Vegetarian Festival. Sounds rather benign doesn't it. Conjures up images of Portland's Waterfront Park in August. Local restaurants setting up food stalls with tables and chairs under large canopies. Granola types exhibiting their handicrafts, local musicians providing music. This is not the scene in Phuket. Yes, vegetarian food is served by restaurants, announced by flying yellow banners and food stalls are set up next to some of the Chinese temples. But the focus of Phuket's Vegetarian Festival is really quite bizarre.

Early one morning, soon after my daughter Inga arrives for a visit to Thailand, we set off for one of Phuket town's Chinese temples. Standing amidst a crowd of spectators we watch marchers stream out from the temple into the street accompanied by drumming and cymbal crashing. This is just one of the many processions that will take place during the week long festival. One by one the men who have chosen to practice self-mutilation join the parade along with their handlers. At the temple each man has gone into a trance. This is evidenced by an uncontrollable shaking of the head. Slits are cut into the men's cheeks by a doctor or someone with medical training. These slits are then skewered by an unusual array of objects. One man has a sword, one sports an umbrella, another has several 2 ft long metal rods radiating from around his mouth. We follow the procession, taking pictures and then turning away because it is unnerving to look at them for very long. Firecrackers are set off on small shrines carried along by groups of young men. Back at the temple the grounds are littered with blood soaked gauze and latex gloves.

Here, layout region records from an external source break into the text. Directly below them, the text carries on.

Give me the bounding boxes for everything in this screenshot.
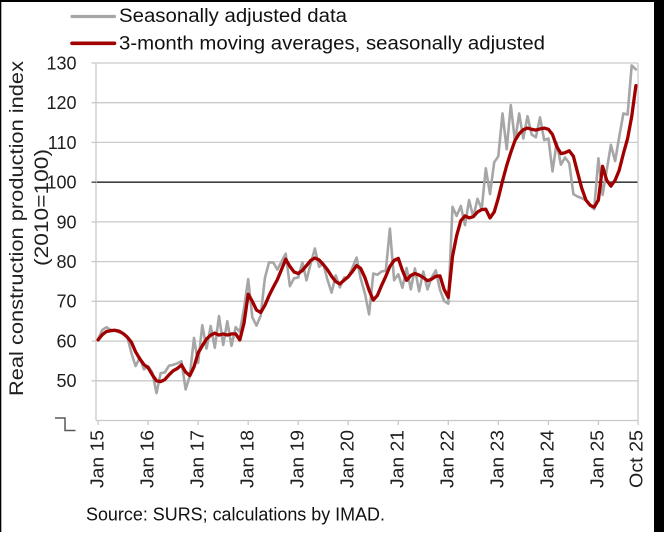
svg-text:100: 100 — [46, 173, 76, 193]
svg-text:Jan 22: Jan 22 — [438, 430, 458, 488]
svg-text:50: 50 — [56, 371, 76, 391]
svg-text:Jan 17: Jan 17 — [187, 430, 207, 488]
svg-text:(2010=100): (2010=100) — [32, 149, 53, 266]
svg-text:70: 70 — [56, 292, 76, 312]
svg-text:90: 90 — [56, 212, 76, 232]
svg-text:Jan 21: Jan 21 — [388, 430, 408, 488]
svg-text:Jan 18: Jan 18 — [237, 430, 257, 488]
svg-text:Jan 23: Jan 23 — [488, 430, 508, 488]
svg-text:Jan 15: Jan 15 — [87, 430, 107, 488]
svg-text:Seasonally adjusted data: Seasonally adjusted data — [119, 6, 347, 27]
svg-text:Source: SURS; calculations by: Source: SURS; calculations by IMAD. — [86, 505, 385, 525]
svg-text:110: 110 — [48, 133, 77, 153]
svg-text:130: 130 — [46, 53, 76, 73]
svg-text:Jan 25: Jan 25 — [588, 430, 608, 488]
svg-text:Real construction production i: Real construction production index — [7, 60, 28, 396]
svg-text:60: 60 — [56, 332, 76, 352]
svg-text:Jan 19: Jan 19 — [287, 430, 307, 488]
svg-text:120: 120 — [46, 93, 76, 113]
svg-text:Jan 24: Jan 24 — [538, 430, 558, 488]
svg-text:Oct 25: Oct 25 — [627, 430, 647, 488]
svg-text:3-month moving averages, seaso: 3-month moving averages, seasonally adju… — [119, 34, 545, 55]
svg-text:80: 80 — [56, 252, 76, 272]
svg-text:Jan 20: Jan 20 — [337, 430, 357, 488]
svg-text:Jan 16: Jan 16 — [137, 430, 157, 488]
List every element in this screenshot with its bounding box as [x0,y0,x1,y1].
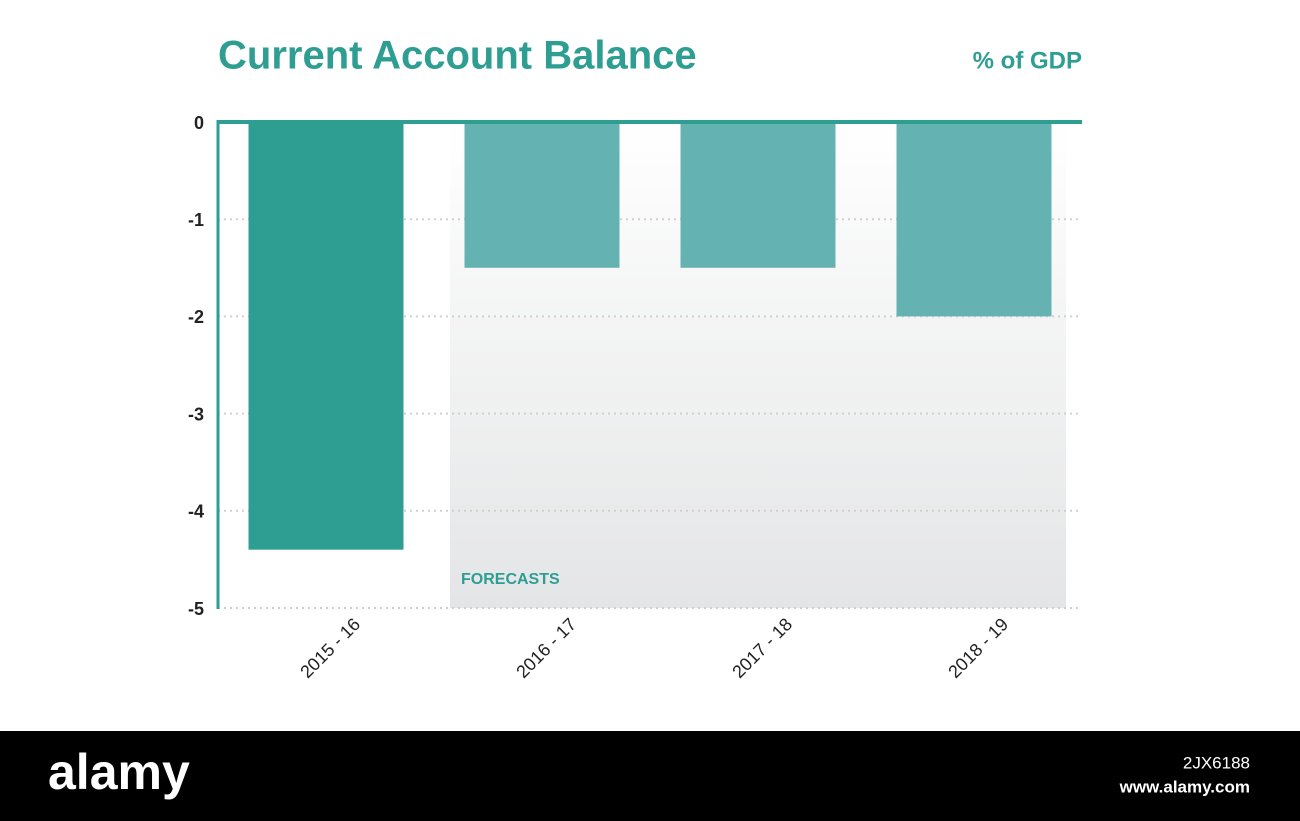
footer-bar [0,731,1300,821]
bar [896,122,1052,317]
chart-title: Current Account Balance [218,34,697,78]
y-tick-label: -4 [188,502,204,522]
bar [248,122,404,550]
y-tick-label: -1 [188,210,204,230]
y-tick-label: -3 [188,404,204,424]
y-tick-label: 0 [194,113,204,133]
bar [680,122,836,268]
footer-id: 2JX6188 [1183,753,1250,772]
bar [464,122,620,268]
forecast-label: FORECASTS [461,571,560,588]
x-tick-label: 2016 - 17 [512,614,580,682]
y-tick-label: -5 [188,599,204,619]
x-tick-label: 2018 - 19 [944,614,1012,682]
y-tick-label: -2 [188,307,204,327]
footer-brand: alamy [48,744,190,800]
footer-url: www.alamy.com [1119,777,1250,796]
x-tick-label: 2017 - 18 [728,614,796,682]
x-tick-label: 2015 - 16 [296,614,364,682]
unit-label: % of GDP [973,47,1082,74]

In the evening we go to a different Chinese temple to see firewalking. There is a protracted buildup to this event with much stirring and raking of the rectangular bed of coals. Finally a few men who are in a trance run back and forth through the coals. They are soon followed by others who decide to join in the fun. Later we climb the steps to the temple, flanked by long colorful sea dragons, take off our shoes and go inside. In the back a man is being released from his trance. All we are able to see is a gong being struck and the man falling back into another man's arms. He then walks away looking quite normal. Reminds us of TV evangelism.

The vegetarian festival in Phuket originated with the Chinese in the early 1800's. Many of the local people wear white all week to signify their purity. This means they will refrain from eating meat and drinking alcohol and will abstain from sex.



After much discussion we have decided to go through the Red Sea rather than sail around South Africa as we had previously planned to do. Wanting to stop at Cochin, India along the way means getting visas in advance. So we fly back to Bangkok and apply for visas at the Indian consulate. This takes 5 days. This trip we stay at the Reno Hotel. While waiting for our visas we take a train to the old Thai capital of Ayutthaya. We get 3rd class tickets for about 50 cents. No air conditioning but there are opening windows and fans. The train stops everywhere.

After taking a ferry across to the island we rent bicycles and tour the ruins. While riding along a quiet road in the afternoon a young man on a motorbike zooms up alongside Richard and grabs his backpack out of the bicycle basket. We pedal as fast as we can but there is no way we can catch him. We report our loss to the Tourist Police but the incident happened so fast we have no real description of the man or the bike. Fortunately there was not much of any value stolen except we did lose our digital camera and memory stick with photos taken at Angkor and the vegetarian festival. The following day in Bangkok we shopped for a new backpack and camera.